PASUNDANNEWS.COM, GARUT – Ikatan Mahasiswa Garut menyampaikan kekecewaanya terhadap Pemerintah kabupaten Garut, karena agenda audiensi yang berlangsung hari ini, jumat (30/08) tidak dihadiri orang-orang yang sama sekali tidak bisa memberikan kebijakan.
“Mereka bahkan tidak bisa menjawab beberapa permasalahan yang kami sampaikan terkait reformasi birokrasi yang hari ini kami nilai amburadul.” Ucap Koordinator Ikatan Mahasiswa Garut, Ipan Nur Alam pada redaksi pasundannews, jumat (30/08/2019)
Ikatan Mahasiswa Garut menurut Ipan, tidak melihat implementasi Reformasi birokrasi dijalankan dengan baik selama lima tahun kepemimpinan Rudy Gunawan menjadi Bupati.
“Kegagalan program Amazing, munculnya kasus korupsi, Pembangunan infrastruktur yang bermasalah (Pasar, Sport hall, Gedung PKL, dll), kualitas pelayanan publik yang jauh dari memuaskan, serta kinerja SKPD yang sangat rendah, tapi anggaran belanja pegawai sangat besar, kurang lebih 1.8 Triliun.” paparnya
Banyak pejabat di Garut menurut Ipan tidak bekerja secara maksimal bahkan Bupati sekalipun, mereka hanya pamer kemewahan ditengah kondisi masyarakat Garut yang memprihatinkan, bahkan sering melakukan perjalanan dinas dengan alasan study banding namun hasilnya nihil.

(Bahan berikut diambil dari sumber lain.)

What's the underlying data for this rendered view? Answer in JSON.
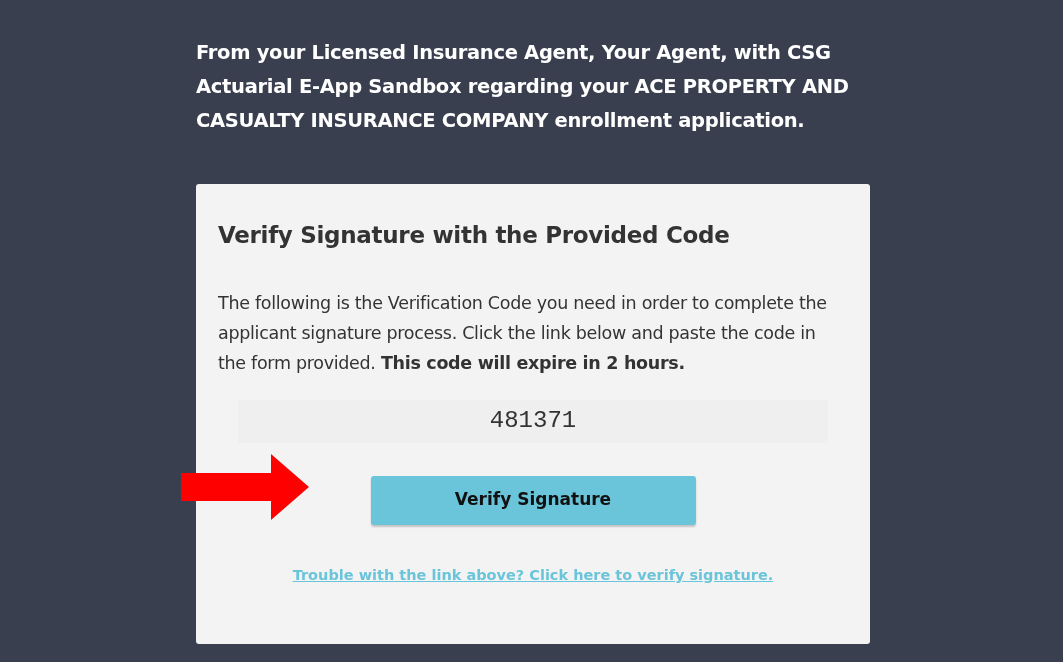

“Secara keseluruhan kita tidak melihat ada perbaikan yang seharusnya terjadi pada 8 area perubahan, banyak pejabat yang tidak bisa kerja dan tidak memenuhi syarat jabatan karena tidak pernah diklatpim 3 dan 2 tapi tetep menjadi pejabat tinggi pratama.”lanjutnya
Bahkan, Ipan memberikan contoh lain kegagalan dari reformasi birokrasi di Garut, semula Kadis DPMD menjadi Asisten 3 , semula kepala DISPERINDAG menjadi Staf Ahli Bidang Pemerintahan dan Hukum.
“Lebih parah lagi Kadispora yang statusnya tersangka seharusnya dinonaktifkan seperti kasus sekda jabar tapi nyatanya tidak, sebenarnya masih ada lagi kebijakan penempatan jabatan tidak karena atas dasar kompetensi.”terangnya
Ipan Curiga kalau Open biding atau lelang jabatan hanya dijadikan alat formalitas untuk kepentingan politik Bupati dalam menentukan jabatan, seperti dalam lelang jabatan untuk posisi Sekda karena tidak ada transparasi skoring penilaian.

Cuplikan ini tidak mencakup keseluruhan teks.